See also the general commentary for “Three Translations from Francois Villon, 1450”.
Textual History: Composition
According to WMR the poem was composed in 1869 ( 1911 ). In fact the date of composition was sometime in June (see commentary for the Fitzwilliam Mansucript of the poem.
Textual History: Revision
DGR's thoughts about revising the poem can be seen in his letter to WMR of 31 August 1869, where he discusses the Penkill Proofs text, the first appearance of the work in print (see Fredeman, Correspondence 69. 144 ).
Printing History
First printed as part of the pre-publication process for the 1870 Poems, in the Penkill Proofs, August 1869. Those proofs have no special organization of the poetic units. At the next proof stage, the so-called A Proofs (Sept. 1869), this poem is placed in a loosely organized section under the heading Sonnets and Songs, Towards a Work to be Called The House of Life, which would in the end be the title he gave to “The House of Life” when he published his 1870 Poems. DGR experimented with the order of this section until, in the final proof stage (realized at the beginning of March, 1870) this poem and ten others were grouped as The House of Life's integral section of Songs. In the 1881 Poems. A New Edition, this section is detached from The House of Life and placed under the heading Lyrics, and two other poems are added to the group.
Literary
The song recalls the song that the Spirits of the Air sing to Asia (“Life of Life”) when she appears in the form of Venus rising from the sea in Prometheus Unbound (Act II scene 5). Both songs represent a vision of Love as the total integration of spiritual and physical phenomena.
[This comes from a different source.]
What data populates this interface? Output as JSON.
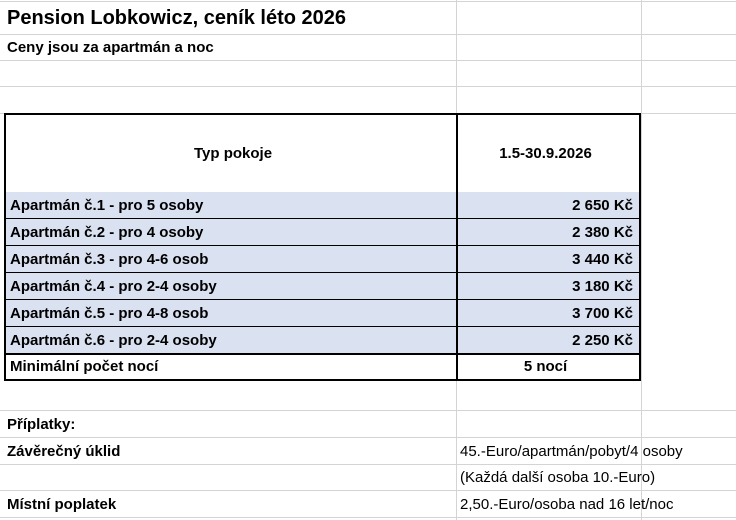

The poem's title and theme of mystic love also recalls E. T. A. Hoffmann's story “Der Goldene Topf”, which centers in the gnostic figure of the Fire-Lily and the love of the student Anselmus for the mystic snake maiden.
Finally, one notes the general stylistic allusion to medieval troubador and stil novisti songs of the kind that recur throughout DGR's collection of The Early Italian Poets.